Sie waren – vom Alter abgesehen – zeit Ihres bewegten Lebens die Hohepriesterin des Glamour, ach, was sag ich, Sie waren Glamour in Vollendung, in Person. Angefangen bei Ihrem Namen, der sich – ausgesprochen – wie ein erotisches Versprechen anhört, über ihre acht Ehen bis hin zu ihrem Lebensstil, der Sie zur Blaupause für alle die heutigen IT-Girls machte.
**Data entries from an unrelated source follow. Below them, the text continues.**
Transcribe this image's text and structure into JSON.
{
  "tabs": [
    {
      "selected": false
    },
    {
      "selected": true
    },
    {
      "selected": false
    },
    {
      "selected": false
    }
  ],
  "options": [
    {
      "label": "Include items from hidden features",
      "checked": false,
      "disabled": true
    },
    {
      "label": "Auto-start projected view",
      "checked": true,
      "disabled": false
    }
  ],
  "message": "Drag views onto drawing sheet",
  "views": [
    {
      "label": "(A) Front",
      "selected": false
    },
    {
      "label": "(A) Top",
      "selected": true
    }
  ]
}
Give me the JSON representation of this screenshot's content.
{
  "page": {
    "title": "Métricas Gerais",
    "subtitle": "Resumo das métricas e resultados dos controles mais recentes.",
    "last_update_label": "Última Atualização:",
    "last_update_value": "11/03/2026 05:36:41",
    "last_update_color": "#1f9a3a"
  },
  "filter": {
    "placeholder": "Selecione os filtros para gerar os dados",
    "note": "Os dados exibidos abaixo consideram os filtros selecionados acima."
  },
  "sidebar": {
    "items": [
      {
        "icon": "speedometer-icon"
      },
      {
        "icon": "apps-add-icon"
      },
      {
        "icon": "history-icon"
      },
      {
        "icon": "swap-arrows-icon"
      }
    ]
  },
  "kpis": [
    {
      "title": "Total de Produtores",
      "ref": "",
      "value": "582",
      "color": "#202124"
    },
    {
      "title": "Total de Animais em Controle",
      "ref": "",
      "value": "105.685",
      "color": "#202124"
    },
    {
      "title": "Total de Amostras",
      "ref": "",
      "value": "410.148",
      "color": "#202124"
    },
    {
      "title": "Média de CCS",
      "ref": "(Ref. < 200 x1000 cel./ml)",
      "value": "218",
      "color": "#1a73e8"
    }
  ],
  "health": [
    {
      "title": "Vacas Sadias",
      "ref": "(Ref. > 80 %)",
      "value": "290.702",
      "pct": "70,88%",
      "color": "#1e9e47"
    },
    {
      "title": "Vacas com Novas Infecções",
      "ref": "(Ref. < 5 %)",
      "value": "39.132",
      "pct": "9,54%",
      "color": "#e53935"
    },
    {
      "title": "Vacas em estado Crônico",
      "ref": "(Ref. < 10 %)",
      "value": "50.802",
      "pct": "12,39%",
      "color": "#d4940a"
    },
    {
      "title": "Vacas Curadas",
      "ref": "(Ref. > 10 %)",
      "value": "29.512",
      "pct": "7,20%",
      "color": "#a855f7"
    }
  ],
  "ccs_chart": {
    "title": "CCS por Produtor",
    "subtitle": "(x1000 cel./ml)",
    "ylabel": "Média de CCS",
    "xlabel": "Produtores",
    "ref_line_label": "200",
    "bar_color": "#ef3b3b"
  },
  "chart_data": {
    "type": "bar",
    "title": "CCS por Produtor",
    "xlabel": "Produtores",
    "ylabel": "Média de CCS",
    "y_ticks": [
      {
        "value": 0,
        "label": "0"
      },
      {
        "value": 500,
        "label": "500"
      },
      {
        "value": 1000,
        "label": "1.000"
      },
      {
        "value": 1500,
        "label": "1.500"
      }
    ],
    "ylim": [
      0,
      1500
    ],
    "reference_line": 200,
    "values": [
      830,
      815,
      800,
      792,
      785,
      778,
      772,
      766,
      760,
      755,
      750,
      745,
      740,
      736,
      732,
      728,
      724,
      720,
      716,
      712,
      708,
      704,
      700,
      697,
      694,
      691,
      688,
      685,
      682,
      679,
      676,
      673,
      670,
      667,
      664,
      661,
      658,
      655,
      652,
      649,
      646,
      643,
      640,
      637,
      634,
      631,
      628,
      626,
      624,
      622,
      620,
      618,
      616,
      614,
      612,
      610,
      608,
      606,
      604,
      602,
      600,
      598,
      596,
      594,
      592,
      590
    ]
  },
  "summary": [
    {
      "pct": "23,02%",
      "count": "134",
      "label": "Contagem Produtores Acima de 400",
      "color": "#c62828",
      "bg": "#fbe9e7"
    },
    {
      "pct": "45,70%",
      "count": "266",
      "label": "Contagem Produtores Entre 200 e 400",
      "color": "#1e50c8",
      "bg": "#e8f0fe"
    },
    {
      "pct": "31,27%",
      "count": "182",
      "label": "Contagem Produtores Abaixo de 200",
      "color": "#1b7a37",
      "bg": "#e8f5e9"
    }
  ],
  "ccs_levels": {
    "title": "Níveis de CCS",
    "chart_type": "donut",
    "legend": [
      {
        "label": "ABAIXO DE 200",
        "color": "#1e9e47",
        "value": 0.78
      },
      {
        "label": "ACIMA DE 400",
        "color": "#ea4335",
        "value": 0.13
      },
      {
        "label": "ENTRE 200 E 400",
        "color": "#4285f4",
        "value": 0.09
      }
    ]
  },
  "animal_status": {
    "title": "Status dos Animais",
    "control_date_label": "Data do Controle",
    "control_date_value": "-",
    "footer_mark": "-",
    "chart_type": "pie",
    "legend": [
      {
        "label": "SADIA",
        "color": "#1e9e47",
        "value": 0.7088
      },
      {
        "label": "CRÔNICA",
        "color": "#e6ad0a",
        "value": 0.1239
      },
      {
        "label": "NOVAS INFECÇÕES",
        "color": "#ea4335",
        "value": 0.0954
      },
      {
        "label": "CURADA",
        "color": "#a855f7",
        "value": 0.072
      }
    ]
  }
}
Kluge Gesellschaftsjournalisten weisen gerne darauf hin, dass Sie ja nicht wegen Ihrer Filme (u.a. "Moulin Rouge") , sondern "wegen ihres Aussehens und ihrer zahllosen Affären" (Spiegel Online) zum ersten Realitystar der Traumfabrik wurden. Aber was soll’s – Sie waren blendend schön und Film ist laut Francois Truffaut die Kunst, schöne Sachen mit schönen Frauen zu machen. Deswegen gehörten Sie und ihre Schwestern Eva und Magda nach Hollywood.

Mit 19 haben Sie noch in ihrer Heimat den „Miss Ungarn“-Schönheitswettbewerb gewonnen, und da gibt’s bekanntlich sehr schöne Damen im Dutzend. Bevor die Nazis Ihrer habhaft werden konnten, sind sie 1941 Ihrer Mutter und den Schwestern nach Hollywood gefolgt. Dort wurden aus Zsuzsanna Sári Gábor die Zsa Zsa, wie wir sie kennen: Blond, supersexy, die "teuerste Kurtisane seit Madame de Pompadour", wie in The Film Encyclopedia vermerkt ist. Sie sammelten durch ihre Ehen ein grosses Vermögen an, Sie waren mit den Grossen dieser Welt per Du. Eine Grand Dame, nicht mehr und nicht weniger!!

Zsa Zsa Gabor ist tot, es lebe Zsa Zsa Gabor!

Jetzt kommentiert Ihr achter und sichtlich trauernder Ehemann (79), ihren Tod mit 99. "Die Tatsache, dass Sie zuhause sterben konnte, wie sie es sich immer gewünscht hatte, und dass ich bei ihr sein konnte, das gibt mit Trost" (Stern), sagte der Mann, der 30 Jahre mit Ihnen verheiratet war und sie nun zu Grabe trägt. 100 wollten Sie werden, trotz der Schlaganfälle, trotz des amputierten Beins, trotz des moribunden Ansbettgefesseltseins. Doch das Herz wollte nicht bis Februar 2017 warten und stand am 18. Dezember 2016 still. Frédéric will ihr Leben verfilmen lassen. Klar! "Ich sehe da die Heidi Klum als Zsa Zsa. Die könnte das machen, weil sie ja auch einen Akzent hat." (t-online.de) Und Stoff gäbe Ihr Leben nun wirklich genug her.

Zsa Zsa Gabor ist tot, es lebe Zsa Zsa Gabor! "Ruhen Sie in Frieden, Madame!", sage ich mit einer tiefen Verneigung.